Most lumps or masses that develop on the thigh or leg are from trauma or benign causes. In rare cases, however, a leg lump can be the presenting sign of an aggressive cancer called a soft tissue sarcoma (STS). Although uncommon, STS can be lethal. My wife and I lost a close friend this week to metastatic STS. In addition to her devoted husband, she is survived by her three teenage children. Another good friend’s girlfriend was diagnosed recently with a high grade (aggressive) STS of the leg that had already metastasized (spread) to multiple sites in her lungs, making the disease essentially incurable. Given these recent events affecting my friends’ lives, I’m taking the opportunity to revisit the topic of STS (first posted with “Sean’s Story” in January 2011).
Historically, patients who developed soft tissue sarcomas were at risk of losing “life and limb,” quite literally. This type of cancer is much less common than many carcinomas. The most common site in the body to develop STS is the thigh. Because of the local aggressiveness of these tumors, as recently as the 1970s the local treatment of STS was amputation of the affected limb. Fortunately, that type of drastic surgery is rarely needed today. In the U.S., it’s estimated that over 10,000 patients will be diagnosed and 4,000 patients will die of STS each year. Although the median age at diagnosis is 65, these tumors may occur in children, young adults (our friends), and the elderly. The lifetime risk of developing STS is about 0.3%, or 1 in 300 people. According to the most recent NCI’s SEER Cancer Statistics Review, the relative 5-year survival following a diagnosis of STS for all stages combined is 67%. If the disease is localized, then the 5-year survival is 84%. Patients with regional spread to lymph nodes have a 5-year survival rate of 62%. Those with distant, metastatic disease (most commonly to the lungs) have a 17% survival rate at 5 years following diagnosis.
Risks & Causes
Most who are diagnosed with STS don’t have specific risk factors. Some patients will relate a history of recent trauma to the area prior to diagnosis. However, it’s thought that the trauma merely makes the patient aware of the mass, rather than serving as a cause of the cancer. (“Doc, I fell on my leg a couple of weeks ago and it’s still swollen and hard.”) Uncommon genetic abnormalities such as neurofibromatosis, Li Fraumeni, and Gardners syndromes place patients at a high risk of developing STS relative to the general population. Regular exposure to certain chemicals including arsenic, certain herbicides, and vinyl chloride may also increase risk. Lastly, radiation exposure, including RT for cancer treatment, places patients at a low (much less than 1%) risk for radiation-induced STS.
Signs & Symptoms
The classic presentation of a patient with STS is a painless mass in the thigh, or any other muscular or soft tissue area of the body. The patient may describe the mass as appearing suddenly and/or enlarging rapidly. Occasionally the mass will cause discomfort or pain due to pressure on nearby structures and nerves. Soft tissue sarcoma may also arise in an area call the retroperitoneum, the back of the abdomen. A mass occasionally may be seen or felt in these cases.

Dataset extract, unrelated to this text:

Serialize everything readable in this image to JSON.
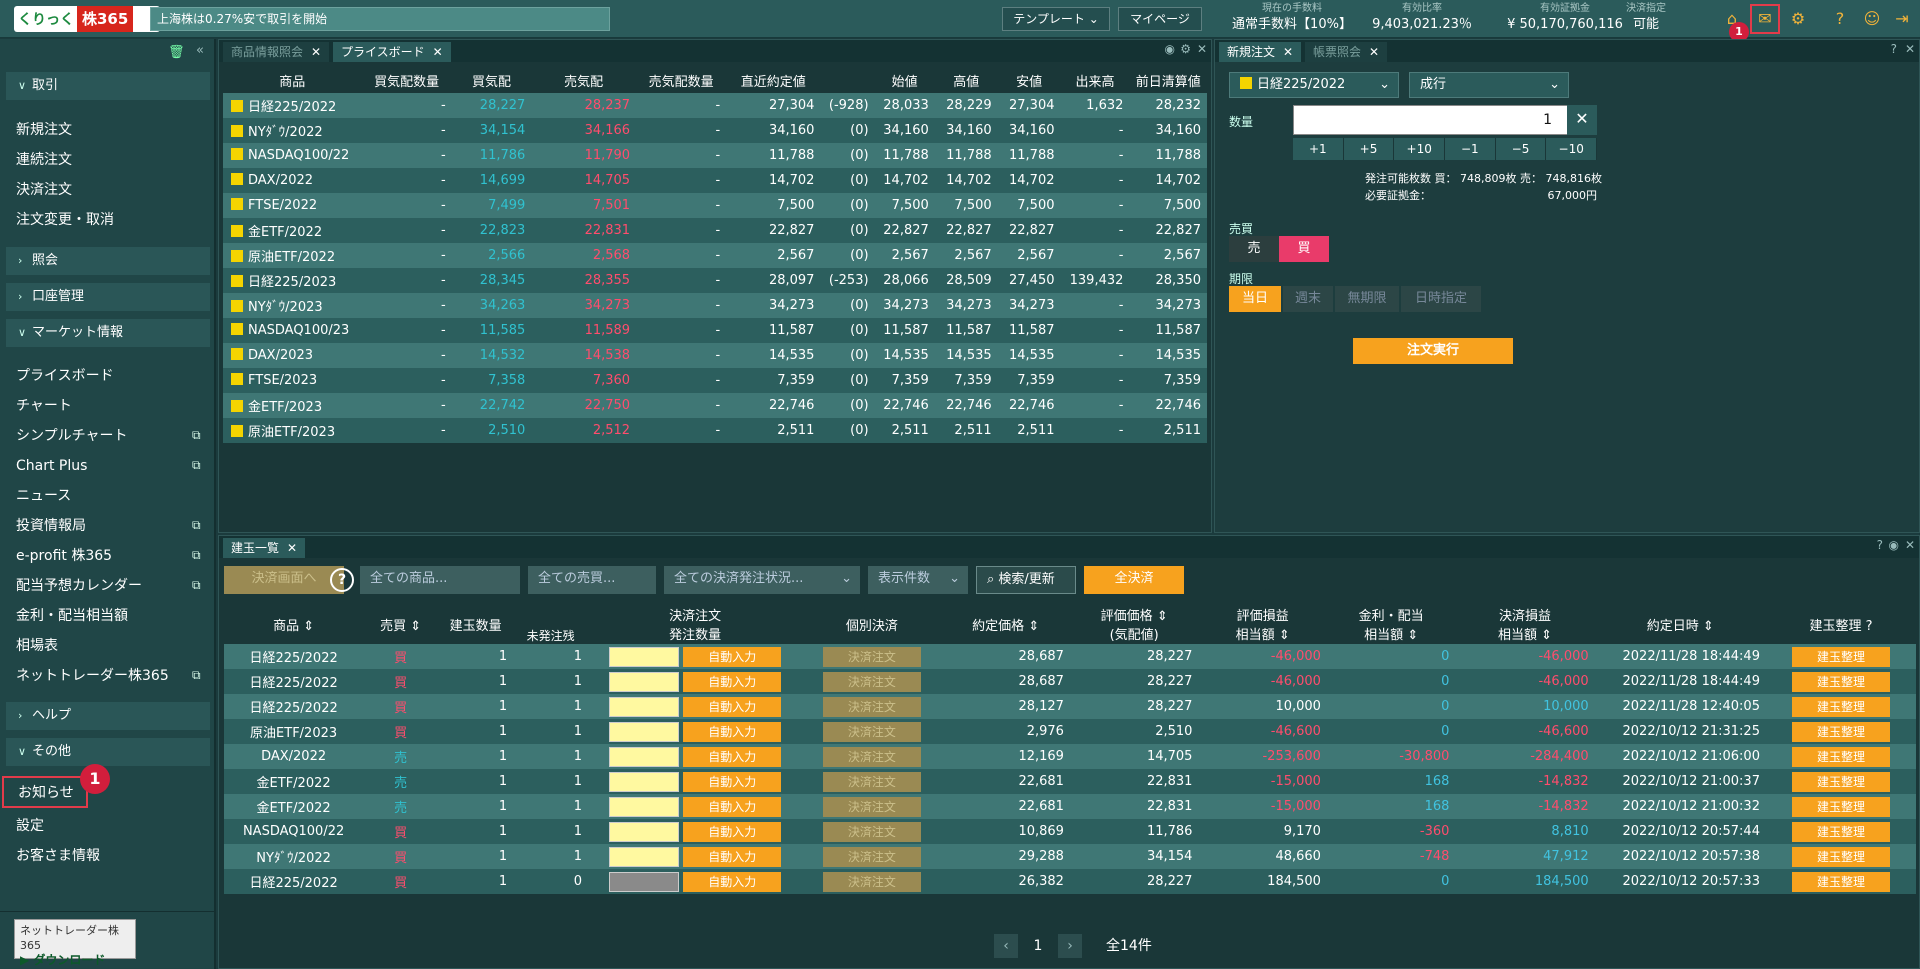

When a suspicious mass is seen or felt by the patient or his/her primary doctor, a referral should be made to an orthopedic or other surgical oncologist who has significant experience with these types of tumors. Ideally, if STS is suspected, the biopsy should remove a piece of the tumor and the incision should be placed over the central portion of the mass. This type of biopsy is termed an incisional biopsy. Common subtypes of STS include malignant fibrous histiocytoma (MFH), liposarcoma, and fibrosarcoma, though there are many others.
The American Joint Commission on Cancer (AJCC) Tumor Node Metastasis (TNM) system is utilized for staging STS. In addition to standard laboratory evaluation, patients should undergo CT or MRI of the affected area. MRI is preferred to provide detailed anatomical information if the primary STS arises within an extremity or joint. Patients with masses in the retroperitoneum will generally be served well with CT imaging. Pathologists play a very important part in not only diagnosis but also staging of STS, since tumor grade (how aggressive the cells appear under the microscope) is a critical component of the staging of STS.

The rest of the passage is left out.